There may be another potential upside for Ireland in all of this too.

While chip-makers will tread carefully with any expansion plans, it is certain that new facilities will come on stream in the coming years.

Alongside its Leixlip expansion, Intel has laid out plans to establish a standalone ‘foundry’ business, which would produce other types of chips for the first time.

One of those factories will be in Europe, and there is a hope that Ireland’s experience in processors will give it a fighting chance at bagging the business.

"You can see what’s going on - electronics is driving the digital transformation, chips are the building blocks for that digital transformation," said Leonard Hobbs, general manager at MIDAS Ireland, which. "You would imagine that if there’s global demand that would be good news for the companies with operations here."

Intel may not be the only one broadening its European horizons, either.

The pandemic highlighted the many critical areas where the European Union is heavily reliant on other countries, including computer processors.

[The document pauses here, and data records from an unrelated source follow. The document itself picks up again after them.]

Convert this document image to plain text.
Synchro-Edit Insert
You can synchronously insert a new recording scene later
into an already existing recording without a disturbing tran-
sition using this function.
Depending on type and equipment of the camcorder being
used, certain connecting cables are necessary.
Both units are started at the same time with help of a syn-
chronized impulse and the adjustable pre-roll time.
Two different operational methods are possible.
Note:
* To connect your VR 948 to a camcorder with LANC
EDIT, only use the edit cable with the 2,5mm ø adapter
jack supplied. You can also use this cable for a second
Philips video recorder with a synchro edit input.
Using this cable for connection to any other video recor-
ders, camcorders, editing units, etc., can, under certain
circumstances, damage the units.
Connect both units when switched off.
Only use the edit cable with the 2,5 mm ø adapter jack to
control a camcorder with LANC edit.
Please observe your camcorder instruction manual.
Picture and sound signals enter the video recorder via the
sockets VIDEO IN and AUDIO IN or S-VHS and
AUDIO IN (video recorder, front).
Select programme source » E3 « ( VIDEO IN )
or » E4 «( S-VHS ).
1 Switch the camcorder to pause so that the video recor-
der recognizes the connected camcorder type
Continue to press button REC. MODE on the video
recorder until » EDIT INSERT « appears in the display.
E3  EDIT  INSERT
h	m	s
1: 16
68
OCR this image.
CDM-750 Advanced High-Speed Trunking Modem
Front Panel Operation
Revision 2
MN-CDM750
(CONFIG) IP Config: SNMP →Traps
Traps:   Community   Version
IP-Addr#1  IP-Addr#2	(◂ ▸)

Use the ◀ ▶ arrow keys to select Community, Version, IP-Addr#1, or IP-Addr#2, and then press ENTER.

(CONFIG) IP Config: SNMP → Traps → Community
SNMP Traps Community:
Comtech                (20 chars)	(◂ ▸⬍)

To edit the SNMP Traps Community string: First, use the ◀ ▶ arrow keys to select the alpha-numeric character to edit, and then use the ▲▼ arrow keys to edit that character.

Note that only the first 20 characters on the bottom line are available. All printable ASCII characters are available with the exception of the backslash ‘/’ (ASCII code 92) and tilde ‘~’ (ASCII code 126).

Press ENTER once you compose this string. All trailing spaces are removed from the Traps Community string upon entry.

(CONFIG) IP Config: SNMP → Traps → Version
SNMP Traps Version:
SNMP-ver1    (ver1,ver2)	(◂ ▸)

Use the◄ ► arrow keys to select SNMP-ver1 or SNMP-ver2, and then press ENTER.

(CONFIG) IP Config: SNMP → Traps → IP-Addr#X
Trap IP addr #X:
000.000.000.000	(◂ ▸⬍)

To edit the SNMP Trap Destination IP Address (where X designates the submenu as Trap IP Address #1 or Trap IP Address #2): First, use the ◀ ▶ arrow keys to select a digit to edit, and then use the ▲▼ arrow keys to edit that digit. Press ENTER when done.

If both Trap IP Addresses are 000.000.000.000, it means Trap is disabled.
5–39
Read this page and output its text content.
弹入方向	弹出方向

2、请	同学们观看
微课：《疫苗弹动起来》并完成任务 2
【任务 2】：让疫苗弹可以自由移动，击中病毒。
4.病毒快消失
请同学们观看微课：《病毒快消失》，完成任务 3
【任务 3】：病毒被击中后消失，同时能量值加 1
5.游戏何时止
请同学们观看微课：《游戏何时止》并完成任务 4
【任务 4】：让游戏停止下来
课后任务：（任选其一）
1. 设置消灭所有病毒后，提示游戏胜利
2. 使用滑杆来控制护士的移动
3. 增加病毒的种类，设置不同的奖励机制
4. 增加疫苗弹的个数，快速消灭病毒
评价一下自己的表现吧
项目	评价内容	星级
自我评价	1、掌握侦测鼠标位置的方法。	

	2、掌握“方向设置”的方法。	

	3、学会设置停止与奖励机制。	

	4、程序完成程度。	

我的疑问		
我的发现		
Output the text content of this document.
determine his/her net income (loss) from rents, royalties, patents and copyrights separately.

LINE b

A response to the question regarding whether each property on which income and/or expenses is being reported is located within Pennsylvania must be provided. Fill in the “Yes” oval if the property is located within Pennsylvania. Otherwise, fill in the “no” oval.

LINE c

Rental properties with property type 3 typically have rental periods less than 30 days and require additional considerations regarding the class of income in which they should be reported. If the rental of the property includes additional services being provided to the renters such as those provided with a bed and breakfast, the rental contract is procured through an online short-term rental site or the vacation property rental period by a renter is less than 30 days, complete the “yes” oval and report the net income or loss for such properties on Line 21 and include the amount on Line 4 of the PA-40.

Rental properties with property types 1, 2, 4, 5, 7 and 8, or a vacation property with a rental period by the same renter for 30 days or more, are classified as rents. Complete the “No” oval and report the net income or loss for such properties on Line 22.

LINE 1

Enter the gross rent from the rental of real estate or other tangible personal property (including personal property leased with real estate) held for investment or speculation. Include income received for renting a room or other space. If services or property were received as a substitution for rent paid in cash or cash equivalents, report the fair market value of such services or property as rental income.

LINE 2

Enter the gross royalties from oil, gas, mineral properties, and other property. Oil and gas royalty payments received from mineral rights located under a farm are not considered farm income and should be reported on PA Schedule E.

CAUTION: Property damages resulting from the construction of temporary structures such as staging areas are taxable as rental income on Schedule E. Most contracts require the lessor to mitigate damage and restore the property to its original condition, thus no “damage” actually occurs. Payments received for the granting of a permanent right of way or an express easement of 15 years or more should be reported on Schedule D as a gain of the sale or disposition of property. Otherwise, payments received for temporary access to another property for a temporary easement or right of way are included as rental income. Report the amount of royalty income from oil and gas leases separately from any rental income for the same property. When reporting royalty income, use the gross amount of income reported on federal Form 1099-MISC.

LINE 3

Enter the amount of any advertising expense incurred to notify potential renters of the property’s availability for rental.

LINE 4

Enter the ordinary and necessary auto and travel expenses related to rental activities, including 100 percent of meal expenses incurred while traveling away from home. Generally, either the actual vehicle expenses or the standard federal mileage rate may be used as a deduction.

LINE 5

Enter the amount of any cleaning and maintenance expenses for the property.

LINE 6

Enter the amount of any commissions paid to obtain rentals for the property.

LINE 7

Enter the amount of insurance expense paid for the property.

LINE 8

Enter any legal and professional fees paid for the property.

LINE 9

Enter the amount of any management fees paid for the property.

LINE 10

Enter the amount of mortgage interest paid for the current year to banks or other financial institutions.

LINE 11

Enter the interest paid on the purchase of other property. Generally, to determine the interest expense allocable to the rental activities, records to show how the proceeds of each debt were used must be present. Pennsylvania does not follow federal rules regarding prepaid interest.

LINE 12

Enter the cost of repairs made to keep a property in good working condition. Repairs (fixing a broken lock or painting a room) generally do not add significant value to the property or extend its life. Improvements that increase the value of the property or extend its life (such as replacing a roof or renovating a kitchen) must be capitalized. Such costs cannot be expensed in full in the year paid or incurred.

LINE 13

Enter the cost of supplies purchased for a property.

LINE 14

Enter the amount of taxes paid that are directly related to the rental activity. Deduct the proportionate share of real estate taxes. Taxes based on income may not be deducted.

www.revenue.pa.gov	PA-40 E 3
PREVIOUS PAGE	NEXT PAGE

European Commission executive vice-president Margrethe Vestager has set a target of having 20% of the world's high-end chips produced in Europe by 2030 - compared to 10% last year.

That could see incentives offered - and even threats levelled - to secure more production in the region, which could all be good news for Ireland.

"Under pressure from the Biden administration, I believe that Samsung are setting up in America," said Dr Berwick. "It wouldn’t be beyond the realms of possibility that [chip-makers] might be encouraged, or indeed forced, to set up plants in Europe in a similar way."